Figure 19: Passive solar design can greatly reduce the need for heating and cooling.
Integrate passive solar heating with daylighting design. A passive solar building that makes use of sunlight as a heating source should also be designed to take advantage of sunlight as a lighting source. However, each use has different design requirements that need to be addressed. In general, passive solar heating benefits from beam sunlight directly striking dark-colored surfaces. Daylighting, on the other hand, benefits from the gentle diffusion of sunlight over large areas of light-colored surfaces. Integrating the two approaches requires an understanding and coordination of daylighting, passive design, electric lighting, and mechanical heating systems and controls.
Design the building's floor plan to optimize passive solar heating. Orient the solar collection surfaces, for example appropriate glazings in windows and doors, within 15 degrees of true south, if possible. Because of the solar path, the optimum orientation for passive solar buildings is due south. South-facing surfaces do not have to be all along the same wall. For example, clerestory windows can project south sun deep into the back of the building.
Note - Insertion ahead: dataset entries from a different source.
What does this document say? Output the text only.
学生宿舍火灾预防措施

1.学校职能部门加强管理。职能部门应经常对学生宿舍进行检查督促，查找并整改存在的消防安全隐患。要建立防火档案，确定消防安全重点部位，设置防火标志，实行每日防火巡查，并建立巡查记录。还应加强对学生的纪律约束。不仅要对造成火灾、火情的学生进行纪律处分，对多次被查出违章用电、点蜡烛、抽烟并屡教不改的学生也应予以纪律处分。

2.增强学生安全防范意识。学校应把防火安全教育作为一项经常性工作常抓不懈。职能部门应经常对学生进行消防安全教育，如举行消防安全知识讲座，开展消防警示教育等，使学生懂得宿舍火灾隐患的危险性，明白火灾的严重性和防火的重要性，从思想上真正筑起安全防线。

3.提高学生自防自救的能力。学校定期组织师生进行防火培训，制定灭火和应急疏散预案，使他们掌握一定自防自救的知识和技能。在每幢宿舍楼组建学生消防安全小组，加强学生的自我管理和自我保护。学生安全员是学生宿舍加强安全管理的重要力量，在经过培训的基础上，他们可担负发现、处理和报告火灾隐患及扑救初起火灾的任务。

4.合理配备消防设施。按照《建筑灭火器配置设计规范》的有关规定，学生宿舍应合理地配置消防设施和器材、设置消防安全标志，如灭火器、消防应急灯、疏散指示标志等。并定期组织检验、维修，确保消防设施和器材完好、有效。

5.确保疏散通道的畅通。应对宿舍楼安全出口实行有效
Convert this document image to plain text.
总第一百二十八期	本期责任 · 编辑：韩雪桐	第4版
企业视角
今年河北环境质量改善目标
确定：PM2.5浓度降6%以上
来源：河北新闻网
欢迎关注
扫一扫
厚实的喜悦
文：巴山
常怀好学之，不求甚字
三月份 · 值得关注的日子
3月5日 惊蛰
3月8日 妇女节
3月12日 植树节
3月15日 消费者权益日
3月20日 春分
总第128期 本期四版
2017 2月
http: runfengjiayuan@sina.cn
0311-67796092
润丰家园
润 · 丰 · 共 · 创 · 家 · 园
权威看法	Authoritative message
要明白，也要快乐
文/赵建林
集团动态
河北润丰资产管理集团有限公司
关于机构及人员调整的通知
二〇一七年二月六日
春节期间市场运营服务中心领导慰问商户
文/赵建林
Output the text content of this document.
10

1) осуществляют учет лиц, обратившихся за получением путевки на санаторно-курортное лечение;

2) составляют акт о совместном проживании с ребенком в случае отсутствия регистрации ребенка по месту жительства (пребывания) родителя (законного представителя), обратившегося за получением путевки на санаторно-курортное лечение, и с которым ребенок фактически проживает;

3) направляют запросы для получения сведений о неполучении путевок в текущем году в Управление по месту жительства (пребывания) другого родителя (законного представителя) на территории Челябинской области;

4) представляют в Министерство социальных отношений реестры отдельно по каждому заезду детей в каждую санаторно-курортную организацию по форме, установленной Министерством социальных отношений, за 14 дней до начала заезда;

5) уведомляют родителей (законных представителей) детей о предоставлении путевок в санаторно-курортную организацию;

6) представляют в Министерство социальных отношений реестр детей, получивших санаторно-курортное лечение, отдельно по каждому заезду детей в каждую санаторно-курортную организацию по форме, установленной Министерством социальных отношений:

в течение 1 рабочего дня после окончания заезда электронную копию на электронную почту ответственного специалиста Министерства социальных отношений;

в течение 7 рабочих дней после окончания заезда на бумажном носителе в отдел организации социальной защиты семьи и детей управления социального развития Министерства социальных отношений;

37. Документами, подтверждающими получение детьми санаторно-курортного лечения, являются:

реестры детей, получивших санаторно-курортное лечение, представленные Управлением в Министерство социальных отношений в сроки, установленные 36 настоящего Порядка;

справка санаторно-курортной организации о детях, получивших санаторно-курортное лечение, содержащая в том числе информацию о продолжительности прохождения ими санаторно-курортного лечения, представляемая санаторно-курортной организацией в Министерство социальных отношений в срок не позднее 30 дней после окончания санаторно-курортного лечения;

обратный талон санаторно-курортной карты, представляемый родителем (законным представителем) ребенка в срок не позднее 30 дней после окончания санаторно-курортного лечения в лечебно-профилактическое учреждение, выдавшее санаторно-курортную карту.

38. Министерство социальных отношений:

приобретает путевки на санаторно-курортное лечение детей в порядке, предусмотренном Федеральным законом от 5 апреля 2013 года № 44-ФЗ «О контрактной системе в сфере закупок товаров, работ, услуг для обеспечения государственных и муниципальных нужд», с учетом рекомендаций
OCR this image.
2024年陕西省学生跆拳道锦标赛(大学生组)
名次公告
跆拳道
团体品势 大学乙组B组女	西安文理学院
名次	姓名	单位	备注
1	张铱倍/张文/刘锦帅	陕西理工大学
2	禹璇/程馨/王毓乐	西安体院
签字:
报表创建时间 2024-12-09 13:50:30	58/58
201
Both the efficiency of the system and the ability to control shading and summer overheating decline dramatically as the surface shifts away from due south.
Identify appropriate locations for exposure to beam sunlight. Overheating and glare can occur whenever sunlight penetrates directly into a building and must be addressed through proper design. A "direct-gain" space can overheat in full sunlight and is many times brighter than normal indoor lighting, causing intense glare. Generally, rooms and spaces where people stay in one place for more than a few minutes are inappropriate for direct gain systems. Lobbies, atria, or lounges can be located along the south wall where direct sun penetrates. Choose glazings that optimize the desired heat gain, daylighting, and cooling load avoidance.
Avoid glare from low sun angles. In late morning and early afternoon, the sun enters through south-facing windows. The low angle allows the sunbeam to penetrate deep into the building beyond the normal direct-gain area. If the building and occupied spaces are not designed to control the impact of the sun's penetration, the occupants will experience discomfort from glare. Careful sun-angle analysis and design strategies will ensure that these low sun angles are understood and addressed. For example, light shelves can intercept the sun and diffuse the daylight. Workstations can be oriented north-south so that walls or high partitions intercept and diffuse the sun.